Si la thèse de Berkeley est fondée sur des présupposés
difficiles à accepter, comme par exemple que les choses
sont des idées, ou encore, qu’il n’y a que
des propriétés sensibles, et qu’il ne peut
donc y avoir des propriétés inconnaissables, elle
nous permet toutefois de nous rendre compte que croire qu’il
y a une nature des choses, c’est croire que nous ne connaissons
pas directement le monde réel mais seulement sa «
copie », un « second monde » en fait, produit
par un arrière-monde archétypal. Il n’y a
pas de nature des choses, en tant qu’elle mène à
poser l’existence de choses en soi, comme le faisait Platon
avec ses Idées. Cette notion est dépourvue de sens
(je ne sais pas ce que je veux dire par là et je ne parviens
pas, mais on l’a déjà vu plus haut, à
penser une chose sans quelqu’un pour la voir).
Sans donc aller jusqu’à accepter l’idéalisme
radical de Berkeley, nous pouvons être amenés à
penser qu’il est vrai que la notion de nature des choses,
a peu de sens –n’avons-nous pas vu que la mécanique
quantique nous apprend qu’on ne peut plus croire à
un déroulement des choses hors de notre esprit, non accessible
à notre connaissance, qu’on ne pourrait jamais savoir
? Bref, pour la plupart des scientifiques contemporains, il n’est
plus vrai que la science cherche à connaître la «
nature en soi » . On doit prendre en charge, dans notre
connaissance de la réalité (qui est bien «
hors de nous », contre Berkeley !) l’observateur humain
que nous sommes. Le scientifique cherche, modestement, à
connaître les interactions entre la nature et l’homme
; en tant que l’homme fait partie de la nature, et qu’il
ne peut être seulement spectateur mais aussi, et à
la fois, acteur, on n’a plus besoin de stipuler cette «
nature » des choses qui se cacherait sous les phénomènes.
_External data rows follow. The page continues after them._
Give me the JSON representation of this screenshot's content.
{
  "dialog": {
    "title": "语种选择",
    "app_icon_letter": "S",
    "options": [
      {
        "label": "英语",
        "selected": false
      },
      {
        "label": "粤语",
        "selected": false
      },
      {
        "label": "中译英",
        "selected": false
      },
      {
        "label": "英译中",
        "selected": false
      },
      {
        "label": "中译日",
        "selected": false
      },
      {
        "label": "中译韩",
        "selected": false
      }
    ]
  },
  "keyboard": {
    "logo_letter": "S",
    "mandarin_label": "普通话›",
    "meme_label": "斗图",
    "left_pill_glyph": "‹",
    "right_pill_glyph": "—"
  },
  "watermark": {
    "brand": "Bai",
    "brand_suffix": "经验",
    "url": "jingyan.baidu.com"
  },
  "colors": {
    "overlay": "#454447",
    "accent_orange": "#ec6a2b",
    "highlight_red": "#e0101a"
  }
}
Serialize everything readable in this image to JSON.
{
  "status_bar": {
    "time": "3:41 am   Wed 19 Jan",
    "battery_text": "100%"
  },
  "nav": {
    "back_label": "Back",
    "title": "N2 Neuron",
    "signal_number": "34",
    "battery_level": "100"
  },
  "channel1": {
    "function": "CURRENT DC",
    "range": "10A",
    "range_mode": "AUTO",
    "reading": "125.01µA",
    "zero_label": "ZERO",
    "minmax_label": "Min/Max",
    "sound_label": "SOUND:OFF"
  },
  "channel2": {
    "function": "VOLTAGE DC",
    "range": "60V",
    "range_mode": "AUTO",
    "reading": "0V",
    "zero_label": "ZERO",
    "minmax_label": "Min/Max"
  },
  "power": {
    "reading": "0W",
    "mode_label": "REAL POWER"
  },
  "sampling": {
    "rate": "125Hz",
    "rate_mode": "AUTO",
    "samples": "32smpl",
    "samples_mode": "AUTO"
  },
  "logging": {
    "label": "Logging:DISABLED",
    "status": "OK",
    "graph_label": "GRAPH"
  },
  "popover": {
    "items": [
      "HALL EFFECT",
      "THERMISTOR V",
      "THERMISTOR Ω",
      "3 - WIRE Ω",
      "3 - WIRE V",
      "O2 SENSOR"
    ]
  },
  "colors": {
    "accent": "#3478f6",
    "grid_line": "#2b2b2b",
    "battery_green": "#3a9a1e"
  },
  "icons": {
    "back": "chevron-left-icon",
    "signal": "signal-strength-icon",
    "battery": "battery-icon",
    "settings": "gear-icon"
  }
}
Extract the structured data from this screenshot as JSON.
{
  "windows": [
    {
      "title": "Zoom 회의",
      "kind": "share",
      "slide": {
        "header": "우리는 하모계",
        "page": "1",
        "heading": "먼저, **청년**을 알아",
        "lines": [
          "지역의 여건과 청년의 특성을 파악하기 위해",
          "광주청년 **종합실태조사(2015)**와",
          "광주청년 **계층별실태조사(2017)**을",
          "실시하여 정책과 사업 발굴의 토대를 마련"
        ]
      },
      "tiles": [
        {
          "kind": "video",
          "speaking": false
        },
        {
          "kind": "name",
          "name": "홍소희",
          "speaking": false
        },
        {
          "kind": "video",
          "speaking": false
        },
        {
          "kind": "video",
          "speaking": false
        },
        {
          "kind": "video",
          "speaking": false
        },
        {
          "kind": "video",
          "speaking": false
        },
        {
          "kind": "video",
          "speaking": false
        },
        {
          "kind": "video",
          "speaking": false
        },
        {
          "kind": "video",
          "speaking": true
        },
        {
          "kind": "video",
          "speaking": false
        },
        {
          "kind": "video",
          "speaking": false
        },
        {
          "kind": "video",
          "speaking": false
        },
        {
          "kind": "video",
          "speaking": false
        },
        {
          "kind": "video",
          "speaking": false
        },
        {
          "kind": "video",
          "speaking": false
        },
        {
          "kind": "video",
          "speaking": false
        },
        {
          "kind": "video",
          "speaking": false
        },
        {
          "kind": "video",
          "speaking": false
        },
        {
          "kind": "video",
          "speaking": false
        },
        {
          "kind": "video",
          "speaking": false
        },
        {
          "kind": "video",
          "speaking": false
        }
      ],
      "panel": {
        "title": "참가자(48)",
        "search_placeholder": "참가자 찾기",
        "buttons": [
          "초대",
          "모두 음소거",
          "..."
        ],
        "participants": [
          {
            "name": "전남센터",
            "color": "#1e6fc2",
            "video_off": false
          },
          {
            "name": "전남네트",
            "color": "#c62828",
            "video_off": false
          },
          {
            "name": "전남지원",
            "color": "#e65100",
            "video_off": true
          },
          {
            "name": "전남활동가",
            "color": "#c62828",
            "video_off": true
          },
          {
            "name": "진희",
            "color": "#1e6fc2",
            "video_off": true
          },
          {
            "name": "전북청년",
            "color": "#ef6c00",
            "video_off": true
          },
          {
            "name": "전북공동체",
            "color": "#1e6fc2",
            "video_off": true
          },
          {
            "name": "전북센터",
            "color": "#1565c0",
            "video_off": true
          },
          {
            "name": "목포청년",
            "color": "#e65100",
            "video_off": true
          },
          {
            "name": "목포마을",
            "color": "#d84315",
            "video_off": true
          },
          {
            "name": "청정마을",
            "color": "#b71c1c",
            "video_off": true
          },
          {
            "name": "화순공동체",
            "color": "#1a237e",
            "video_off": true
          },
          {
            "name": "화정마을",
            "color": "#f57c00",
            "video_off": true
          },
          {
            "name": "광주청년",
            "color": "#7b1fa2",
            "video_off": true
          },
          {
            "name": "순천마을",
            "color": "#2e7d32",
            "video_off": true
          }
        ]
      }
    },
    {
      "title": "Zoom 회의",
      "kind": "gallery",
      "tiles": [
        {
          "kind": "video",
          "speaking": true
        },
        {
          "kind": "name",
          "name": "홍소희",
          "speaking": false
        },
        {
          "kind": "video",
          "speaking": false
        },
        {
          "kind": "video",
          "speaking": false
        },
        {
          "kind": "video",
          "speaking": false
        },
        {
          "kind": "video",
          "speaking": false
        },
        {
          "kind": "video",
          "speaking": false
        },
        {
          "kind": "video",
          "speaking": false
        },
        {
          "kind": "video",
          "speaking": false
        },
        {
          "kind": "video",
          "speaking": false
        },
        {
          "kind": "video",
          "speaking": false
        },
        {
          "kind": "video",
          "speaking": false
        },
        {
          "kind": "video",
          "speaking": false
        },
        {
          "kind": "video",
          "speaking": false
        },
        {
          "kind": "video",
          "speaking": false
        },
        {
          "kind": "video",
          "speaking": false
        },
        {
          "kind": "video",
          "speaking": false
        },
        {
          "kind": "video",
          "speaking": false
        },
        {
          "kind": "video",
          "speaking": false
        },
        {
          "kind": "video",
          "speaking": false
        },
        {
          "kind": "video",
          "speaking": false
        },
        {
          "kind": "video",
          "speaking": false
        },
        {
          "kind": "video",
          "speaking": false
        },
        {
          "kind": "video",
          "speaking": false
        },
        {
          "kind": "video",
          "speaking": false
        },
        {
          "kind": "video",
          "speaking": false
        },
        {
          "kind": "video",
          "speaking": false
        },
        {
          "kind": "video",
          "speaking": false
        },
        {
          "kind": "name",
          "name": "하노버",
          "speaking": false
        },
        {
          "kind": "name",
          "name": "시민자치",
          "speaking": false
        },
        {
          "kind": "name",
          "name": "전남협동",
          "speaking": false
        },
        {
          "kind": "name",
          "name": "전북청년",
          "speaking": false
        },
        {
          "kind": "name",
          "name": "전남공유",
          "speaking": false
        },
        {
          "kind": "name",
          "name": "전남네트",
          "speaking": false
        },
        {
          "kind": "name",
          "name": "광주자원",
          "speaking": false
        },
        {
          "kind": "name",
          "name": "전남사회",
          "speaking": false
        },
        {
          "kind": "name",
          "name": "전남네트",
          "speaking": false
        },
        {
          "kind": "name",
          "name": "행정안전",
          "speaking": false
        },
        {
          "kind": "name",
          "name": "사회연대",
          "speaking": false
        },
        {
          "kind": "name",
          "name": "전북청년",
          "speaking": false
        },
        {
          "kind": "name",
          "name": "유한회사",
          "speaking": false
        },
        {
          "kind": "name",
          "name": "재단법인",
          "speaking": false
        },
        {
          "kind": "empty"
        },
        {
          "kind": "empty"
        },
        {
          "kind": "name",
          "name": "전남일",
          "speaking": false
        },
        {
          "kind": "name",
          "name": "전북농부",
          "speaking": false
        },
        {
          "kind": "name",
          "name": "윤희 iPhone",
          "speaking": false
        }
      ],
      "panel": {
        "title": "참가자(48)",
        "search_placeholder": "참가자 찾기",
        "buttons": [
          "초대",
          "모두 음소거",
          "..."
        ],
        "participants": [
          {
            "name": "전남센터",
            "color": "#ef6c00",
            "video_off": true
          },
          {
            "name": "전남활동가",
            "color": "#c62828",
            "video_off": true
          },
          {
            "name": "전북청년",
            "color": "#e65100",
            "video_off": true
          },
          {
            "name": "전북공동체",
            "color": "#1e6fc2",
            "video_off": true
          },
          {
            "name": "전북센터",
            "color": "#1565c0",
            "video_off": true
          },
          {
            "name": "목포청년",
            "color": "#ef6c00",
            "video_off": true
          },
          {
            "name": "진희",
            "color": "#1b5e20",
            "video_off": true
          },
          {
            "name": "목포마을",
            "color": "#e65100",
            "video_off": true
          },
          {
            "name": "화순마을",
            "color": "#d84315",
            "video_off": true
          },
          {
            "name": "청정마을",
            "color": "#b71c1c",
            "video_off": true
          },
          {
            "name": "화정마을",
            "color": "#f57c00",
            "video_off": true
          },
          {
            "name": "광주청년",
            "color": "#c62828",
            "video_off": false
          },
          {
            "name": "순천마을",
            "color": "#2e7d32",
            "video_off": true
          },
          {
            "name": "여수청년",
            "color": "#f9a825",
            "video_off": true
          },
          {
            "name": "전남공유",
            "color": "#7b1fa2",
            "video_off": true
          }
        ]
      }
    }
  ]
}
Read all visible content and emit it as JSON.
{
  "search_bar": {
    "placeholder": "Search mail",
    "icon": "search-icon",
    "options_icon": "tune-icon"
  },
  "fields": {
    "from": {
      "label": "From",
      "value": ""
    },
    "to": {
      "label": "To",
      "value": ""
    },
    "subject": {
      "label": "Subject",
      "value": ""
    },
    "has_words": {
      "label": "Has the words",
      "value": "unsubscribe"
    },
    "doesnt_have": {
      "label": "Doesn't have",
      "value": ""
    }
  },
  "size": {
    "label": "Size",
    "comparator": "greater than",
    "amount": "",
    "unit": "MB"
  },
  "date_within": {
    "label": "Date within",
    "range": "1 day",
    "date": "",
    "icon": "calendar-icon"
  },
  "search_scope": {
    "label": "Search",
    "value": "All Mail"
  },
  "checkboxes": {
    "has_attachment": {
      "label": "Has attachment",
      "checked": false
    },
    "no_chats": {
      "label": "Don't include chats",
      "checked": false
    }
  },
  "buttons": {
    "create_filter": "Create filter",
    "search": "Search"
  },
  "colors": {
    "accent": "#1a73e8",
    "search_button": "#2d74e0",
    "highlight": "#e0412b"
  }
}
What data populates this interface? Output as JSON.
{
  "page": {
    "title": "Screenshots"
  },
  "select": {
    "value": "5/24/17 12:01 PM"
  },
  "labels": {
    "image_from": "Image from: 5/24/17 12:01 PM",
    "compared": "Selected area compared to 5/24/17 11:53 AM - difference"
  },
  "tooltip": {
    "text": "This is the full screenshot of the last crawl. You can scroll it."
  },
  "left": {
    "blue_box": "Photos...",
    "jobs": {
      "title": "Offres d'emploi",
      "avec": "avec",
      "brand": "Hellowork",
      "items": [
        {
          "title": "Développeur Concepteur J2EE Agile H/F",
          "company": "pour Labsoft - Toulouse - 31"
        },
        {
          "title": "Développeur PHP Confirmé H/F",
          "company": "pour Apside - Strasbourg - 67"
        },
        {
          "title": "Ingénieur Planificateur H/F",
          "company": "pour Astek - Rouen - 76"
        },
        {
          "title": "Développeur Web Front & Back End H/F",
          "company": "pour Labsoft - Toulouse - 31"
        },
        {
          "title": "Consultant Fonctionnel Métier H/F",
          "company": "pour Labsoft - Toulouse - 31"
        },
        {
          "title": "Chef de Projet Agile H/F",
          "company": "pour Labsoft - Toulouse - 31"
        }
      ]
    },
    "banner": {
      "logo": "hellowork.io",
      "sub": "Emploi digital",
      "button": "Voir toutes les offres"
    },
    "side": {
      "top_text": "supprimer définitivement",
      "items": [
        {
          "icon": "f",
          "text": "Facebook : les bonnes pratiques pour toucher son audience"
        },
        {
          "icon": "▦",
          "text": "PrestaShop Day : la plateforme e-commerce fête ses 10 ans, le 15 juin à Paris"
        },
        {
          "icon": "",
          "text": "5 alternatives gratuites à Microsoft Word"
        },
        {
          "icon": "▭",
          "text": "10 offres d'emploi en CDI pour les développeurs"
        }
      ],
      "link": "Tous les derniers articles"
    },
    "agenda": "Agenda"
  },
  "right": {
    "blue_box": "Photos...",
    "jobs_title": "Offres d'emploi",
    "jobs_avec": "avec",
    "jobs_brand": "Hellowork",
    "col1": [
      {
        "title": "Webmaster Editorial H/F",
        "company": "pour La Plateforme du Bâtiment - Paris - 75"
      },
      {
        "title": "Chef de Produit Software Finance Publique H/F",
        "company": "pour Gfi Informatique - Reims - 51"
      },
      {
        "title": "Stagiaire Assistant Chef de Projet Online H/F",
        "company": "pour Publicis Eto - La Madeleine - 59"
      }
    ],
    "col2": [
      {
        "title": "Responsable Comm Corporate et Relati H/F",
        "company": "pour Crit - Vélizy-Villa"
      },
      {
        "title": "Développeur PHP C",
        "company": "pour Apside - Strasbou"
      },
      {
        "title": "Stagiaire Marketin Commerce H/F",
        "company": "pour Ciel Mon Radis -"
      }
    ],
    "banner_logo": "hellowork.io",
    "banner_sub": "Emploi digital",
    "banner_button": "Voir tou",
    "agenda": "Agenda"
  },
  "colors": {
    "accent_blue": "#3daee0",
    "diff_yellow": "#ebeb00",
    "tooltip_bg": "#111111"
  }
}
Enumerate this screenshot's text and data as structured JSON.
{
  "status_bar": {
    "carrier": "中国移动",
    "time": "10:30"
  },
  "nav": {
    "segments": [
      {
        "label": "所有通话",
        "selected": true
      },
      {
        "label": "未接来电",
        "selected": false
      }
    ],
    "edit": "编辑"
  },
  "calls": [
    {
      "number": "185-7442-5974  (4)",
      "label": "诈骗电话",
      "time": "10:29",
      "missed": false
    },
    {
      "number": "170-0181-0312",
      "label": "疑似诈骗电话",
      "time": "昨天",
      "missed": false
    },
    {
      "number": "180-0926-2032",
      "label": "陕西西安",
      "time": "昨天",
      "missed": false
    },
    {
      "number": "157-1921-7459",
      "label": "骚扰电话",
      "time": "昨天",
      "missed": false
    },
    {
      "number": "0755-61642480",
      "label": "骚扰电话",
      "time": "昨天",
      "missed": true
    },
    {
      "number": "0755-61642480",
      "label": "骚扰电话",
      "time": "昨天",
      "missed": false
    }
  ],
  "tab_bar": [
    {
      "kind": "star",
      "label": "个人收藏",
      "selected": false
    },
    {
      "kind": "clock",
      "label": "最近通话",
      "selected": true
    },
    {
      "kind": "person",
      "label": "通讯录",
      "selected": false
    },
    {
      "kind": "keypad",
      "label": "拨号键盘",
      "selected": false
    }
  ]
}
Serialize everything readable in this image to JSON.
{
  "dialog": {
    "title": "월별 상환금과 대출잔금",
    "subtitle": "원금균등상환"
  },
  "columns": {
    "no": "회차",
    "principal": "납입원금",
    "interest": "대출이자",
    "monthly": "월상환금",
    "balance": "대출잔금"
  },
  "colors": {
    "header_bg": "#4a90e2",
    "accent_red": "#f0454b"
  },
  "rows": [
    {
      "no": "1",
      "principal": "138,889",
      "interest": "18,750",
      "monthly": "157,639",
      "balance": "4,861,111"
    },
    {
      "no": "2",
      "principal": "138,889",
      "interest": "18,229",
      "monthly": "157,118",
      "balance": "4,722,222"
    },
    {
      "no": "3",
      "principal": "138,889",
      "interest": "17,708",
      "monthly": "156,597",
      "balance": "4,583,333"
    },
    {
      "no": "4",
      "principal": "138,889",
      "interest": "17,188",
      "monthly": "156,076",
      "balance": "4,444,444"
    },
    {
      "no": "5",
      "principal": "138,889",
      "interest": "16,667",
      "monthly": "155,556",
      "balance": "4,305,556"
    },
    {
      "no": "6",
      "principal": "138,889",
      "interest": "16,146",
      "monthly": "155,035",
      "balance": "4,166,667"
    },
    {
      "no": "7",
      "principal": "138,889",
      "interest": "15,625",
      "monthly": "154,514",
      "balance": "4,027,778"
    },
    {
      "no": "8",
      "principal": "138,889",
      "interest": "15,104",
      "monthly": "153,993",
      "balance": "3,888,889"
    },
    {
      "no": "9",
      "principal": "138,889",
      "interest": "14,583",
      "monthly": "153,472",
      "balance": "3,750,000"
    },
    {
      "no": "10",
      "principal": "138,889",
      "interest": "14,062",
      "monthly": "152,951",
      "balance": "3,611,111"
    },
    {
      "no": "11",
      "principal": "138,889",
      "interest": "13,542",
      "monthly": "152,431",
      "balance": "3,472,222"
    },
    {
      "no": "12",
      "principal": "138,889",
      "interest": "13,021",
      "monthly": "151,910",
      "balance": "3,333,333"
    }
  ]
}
Il n’y a que ce domaine, et toute prise en compte d’une
nature des choses n’est que spéculation, elle est
seulement métaphysique (cf. Duhem, La théorie physique
et son objet).
Il semble donc bien que si le réel n’est pas indépendant
de l’observation, alors, il n’y a plus lieu de parler
de cette nature des choses. Sinon pour dire que nous la connaissons,
mais alors, elle n’a plus son sens originel ou habituel.
Conclusion
Nous
avons donc vu que si la notion de nature des choses, en tant que
désignant l’essence réelle des choses, telles
qu’elles sont sans ce que nous pouvons y projeter de nous-mêmes,
paraissait être évidente ou ne pas être problématique,
il apparaissait finalement inévitable de dire qu’elle
était en quelque sorte contradictoire, puisque, en tant
qu’elle signifie les choses en soi, telles qu’elles
sont indépendamment de nous, elle nous devient inaccessible
par principe et que ce que nous connaissons ou pourrons jamais
connaître, n’est plus alors que l’ombre plus
ou moins consistante du réel. Il nous faut donc passer
le rasoir d’Occam afin de l’éliminer, comme
entité hyper-physique trop encombrante ; ce que nous y
gagnons, c’est que le monde nous devient connaissable. Nous
pouvons donc répondre maintenant au problème posé
dans notre introduction : notre connaissance du monde physique
est certes relative à la connaissance que nous en prenons,
mais nous la connaissons réellement, puisqu’il n’y
a pas (plus) de nature des choses ou de nature en soi, au sens
d’un absolu par définition injoignable. La nature,
avons-nous bien dit, ce n’est pas la nature sans l’homme
–l’homme est une partie de la nature, l’esprit
et le monde ne sont pas séparés irréductiblement.